Republicans not only blocked attempts at easing the restrictions on detainees but also expanded them, passing an amendment from Rep. Jackie Walorski (R-Ind.) to prevent the transfer of detainees to Yemen.

President Obama said last month he is renewing his efforts to close Guantánamo and would restart transfers to Yemen, which were suspended in 2010. Of the 86 cleared detainees at the detention facility, 56 are from Yemen.

The White House threatened to veto the defense bill over the Guantánamo restrictions, among other issues. That threat was also made last year, however, and the bill was ultimately signed into law with the restrictions included.

Members also clashed over the U.S. detention policy for terrorists. The House narrowly approved a Republican amendment that ensures U.S. citizens who are captured as terrorists suspects have a right to a habeas corpus review, an attempt to ensure U.S. citizens are not held indefinitely.

"This is an important amendment that should alleviate any of the well-founded concerns of the American people concerning the possibility of indefinite detention of United States citizens," said Rep.

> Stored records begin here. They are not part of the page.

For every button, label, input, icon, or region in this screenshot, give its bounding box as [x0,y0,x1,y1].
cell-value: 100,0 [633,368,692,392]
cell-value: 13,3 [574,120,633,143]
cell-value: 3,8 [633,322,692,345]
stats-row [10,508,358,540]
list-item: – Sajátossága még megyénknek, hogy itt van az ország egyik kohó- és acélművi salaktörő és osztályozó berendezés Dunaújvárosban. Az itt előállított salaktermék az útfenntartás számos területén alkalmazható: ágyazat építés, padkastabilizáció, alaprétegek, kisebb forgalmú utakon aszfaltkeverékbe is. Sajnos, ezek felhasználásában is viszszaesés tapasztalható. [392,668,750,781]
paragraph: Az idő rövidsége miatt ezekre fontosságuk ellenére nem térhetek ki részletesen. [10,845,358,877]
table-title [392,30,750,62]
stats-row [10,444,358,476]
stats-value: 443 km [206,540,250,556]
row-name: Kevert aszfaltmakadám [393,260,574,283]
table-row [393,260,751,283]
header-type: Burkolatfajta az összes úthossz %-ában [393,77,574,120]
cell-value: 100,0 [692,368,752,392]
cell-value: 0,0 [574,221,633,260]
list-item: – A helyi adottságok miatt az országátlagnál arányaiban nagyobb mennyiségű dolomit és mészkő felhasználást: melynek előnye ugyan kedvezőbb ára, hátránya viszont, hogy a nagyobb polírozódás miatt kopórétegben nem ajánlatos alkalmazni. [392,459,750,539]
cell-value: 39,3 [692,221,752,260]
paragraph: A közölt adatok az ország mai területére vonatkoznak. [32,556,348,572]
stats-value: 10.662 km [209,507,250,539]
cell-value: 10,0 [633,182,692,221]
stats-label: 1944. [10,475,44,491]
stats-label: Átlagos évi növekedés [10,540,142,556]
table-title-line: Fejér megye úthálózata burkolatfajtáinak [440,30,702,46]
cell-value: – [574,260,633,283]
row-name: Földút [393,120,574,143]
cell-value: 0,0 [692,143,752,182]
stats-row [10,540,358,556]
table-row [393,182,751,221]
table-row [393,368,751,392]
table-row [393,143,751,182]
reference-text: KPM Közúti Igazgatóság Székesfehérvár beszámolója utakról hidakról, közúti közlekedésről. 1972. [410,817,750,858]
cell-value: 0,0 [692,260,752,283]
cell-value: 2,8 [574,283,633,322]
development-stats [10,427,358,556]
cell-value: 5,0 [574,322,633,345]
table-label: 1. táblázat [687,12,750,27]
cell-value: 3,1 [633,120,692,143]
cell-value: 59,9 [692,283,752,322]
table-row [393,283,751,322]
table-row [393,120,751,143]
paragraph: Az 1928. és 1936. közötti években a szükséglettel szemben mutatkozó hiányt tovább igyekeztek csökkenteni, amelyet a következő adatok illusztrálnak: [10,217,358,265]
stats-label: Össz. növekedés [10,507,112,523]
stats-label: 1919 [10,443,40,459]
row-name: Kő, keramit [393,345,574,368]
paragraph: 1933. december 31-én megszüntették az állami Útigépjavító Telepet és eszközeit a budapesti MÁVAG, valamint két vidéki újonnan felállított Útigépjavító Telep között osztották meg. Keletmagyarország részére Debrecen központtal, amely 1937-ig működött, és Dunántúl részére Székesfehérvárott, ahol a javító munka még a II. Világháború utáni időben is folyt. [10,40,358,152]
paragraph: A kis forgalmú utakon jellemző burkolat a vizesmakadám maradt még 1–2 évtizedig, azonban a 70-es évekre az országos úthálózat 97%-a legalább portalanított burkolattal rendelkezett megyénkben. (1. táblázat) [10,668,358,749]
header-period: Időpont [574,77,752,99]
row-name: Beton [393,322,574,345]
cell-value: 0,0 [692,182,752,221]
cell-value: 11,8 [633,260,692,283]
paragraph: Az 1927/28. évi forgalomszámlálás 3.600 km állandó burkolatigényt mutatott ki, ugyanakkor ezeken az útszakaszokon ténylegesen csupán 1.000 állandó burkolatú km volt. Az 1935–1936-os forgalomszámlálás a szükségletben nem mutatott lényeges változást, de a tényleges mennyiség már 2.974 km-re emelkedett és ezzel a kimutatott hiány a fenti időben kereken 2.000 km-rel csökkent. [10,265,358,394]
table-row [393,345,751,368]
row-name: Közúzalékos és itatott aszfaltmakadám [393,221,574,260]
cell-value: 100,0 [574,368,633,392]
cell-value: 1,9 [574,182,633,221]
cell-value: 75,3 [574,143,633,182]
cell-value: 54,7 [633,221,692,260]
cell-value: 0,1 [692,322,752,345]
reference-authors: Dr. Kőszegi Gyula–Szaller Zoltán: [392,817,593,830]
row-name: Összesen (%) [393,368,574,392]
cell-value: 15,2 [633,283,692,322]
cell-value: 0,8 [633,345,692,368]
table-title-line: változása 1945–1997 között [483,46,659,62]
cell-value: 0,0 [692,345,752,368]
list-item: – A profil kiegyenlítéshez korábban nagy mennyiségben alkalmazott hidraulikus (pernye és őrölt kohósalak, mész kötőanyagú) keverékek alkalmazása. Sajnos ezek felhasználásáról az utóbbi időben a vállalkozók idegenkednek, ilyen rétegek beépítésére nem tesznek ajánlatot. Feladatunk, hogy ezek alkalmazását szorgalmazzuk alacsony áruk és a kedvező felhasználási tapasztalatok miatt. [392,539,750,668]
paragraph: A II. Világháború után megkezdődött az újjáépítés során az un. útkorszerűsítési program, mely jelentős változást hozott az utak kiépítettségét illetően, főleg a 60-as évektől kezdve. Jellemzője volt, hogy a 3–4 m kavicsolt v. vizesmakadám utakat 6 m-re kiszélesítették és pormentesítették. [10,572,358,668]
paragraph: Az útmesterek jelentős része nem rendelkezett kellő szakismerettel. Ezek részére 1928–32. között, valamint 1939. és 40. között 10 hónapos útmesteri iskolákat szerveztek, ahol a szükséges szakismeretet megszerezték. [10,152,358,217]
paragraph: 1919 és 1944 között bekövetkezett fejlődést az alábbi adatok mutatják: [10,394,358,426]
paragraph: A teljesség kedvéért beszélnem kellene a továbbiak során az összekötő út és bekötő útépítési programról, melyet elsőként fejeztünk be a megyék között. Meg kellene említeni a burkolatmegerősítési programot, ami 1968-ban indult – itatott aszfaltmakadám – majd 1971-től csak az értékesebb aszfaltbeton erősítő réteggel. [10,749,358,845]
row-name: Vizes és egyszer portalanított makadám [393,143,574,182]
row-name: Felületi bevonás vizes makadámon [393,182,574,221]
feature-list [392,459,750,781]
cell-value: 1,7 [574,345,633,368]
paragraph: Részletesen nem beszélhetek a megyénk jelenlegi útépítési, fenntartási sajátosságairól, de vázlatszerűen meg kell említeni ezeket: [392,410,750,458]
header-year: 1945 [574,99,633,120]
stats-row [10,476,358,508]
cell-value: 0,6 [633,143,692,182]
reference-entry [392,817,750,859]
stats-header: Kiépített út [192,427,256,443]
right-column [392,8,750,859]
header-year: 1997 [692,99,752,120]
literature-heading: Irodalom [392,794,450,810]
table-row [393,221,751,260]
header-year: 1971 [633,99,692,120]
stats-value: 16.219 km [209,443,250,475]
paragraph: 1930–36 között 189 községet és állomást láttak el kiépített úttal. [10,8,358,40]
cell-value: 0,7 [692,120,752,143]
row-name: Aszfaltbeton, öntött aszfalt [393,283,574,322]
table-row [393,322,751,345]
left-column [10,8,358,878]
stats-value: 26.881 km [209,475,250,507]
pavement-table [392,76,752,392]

Bob Goodlatte (R-Va.) of his amendment, which the House approved 214-111.

Most Democrats opposed Goodlatte's language and instead argued for language making it clear that the president has no authority to detain anyone captured on U.S. soil. But the House rejected that option, as Republicans said it would force into Article III courts people who may not be prosecutable.

Republicans and Democrats teamed up on Friday to reduce the $85 billion authorized for Overseas Contingency Operations. Rep. Chris Van Hollen (D-Md.) sponsored an amendment to pare that figure back to the $80 billion that the Defense Department requested, and called his proposal a "truth in budgeting measure."

Many Republicans agreed. "I haven't been here very long, only three years, but I've seen a pattern developing now, which is that each year ... the Pentagon comes over and asks for a certain amount of money, and then we give them more than they ask for," Rep. Mick Mulvaney (R-S.C.) said Friday.

The House rejected Van Hollen's amendment in a 191-232 vote. But on Wednesday, Democrats warned that without a solution to the sequester, the spending authorized by the bill may have to come down regardless of what the House passes this week.

"The sad truth is, that's the likely outcome," House Armed Services Committee ranking member Adam Smith (D-Wash.) said. "There's no pathway out of sequestration that we've seen."

The House did pass an amendment from Rep. Jim McGovern (D-Mass.) that said the president should remove combat troops from Afghanistan by the end of 2014, and it calls for a vote in Congress on any troops that will stay beyond 2014.

Many Republicans supported the amendment, saying that it merely codified Obama's current policy.

In other areas, the House voted in support of issues that Republicans have raised over the last few years.

The House once again included funding to begin construction a third missile interceptor site on the East Coast. Like last year, the Senate Armed Services Committee rejected the new site in its bill that passed Thursday, setting up a potential fight in conference committee.

Other examples included the approval of amendments to block enforcement of the United Nations Arms Trade Treaty, ban the killing of U.S. citizens with unmanned drones, and sell F-16 fighter jets to Taiwan.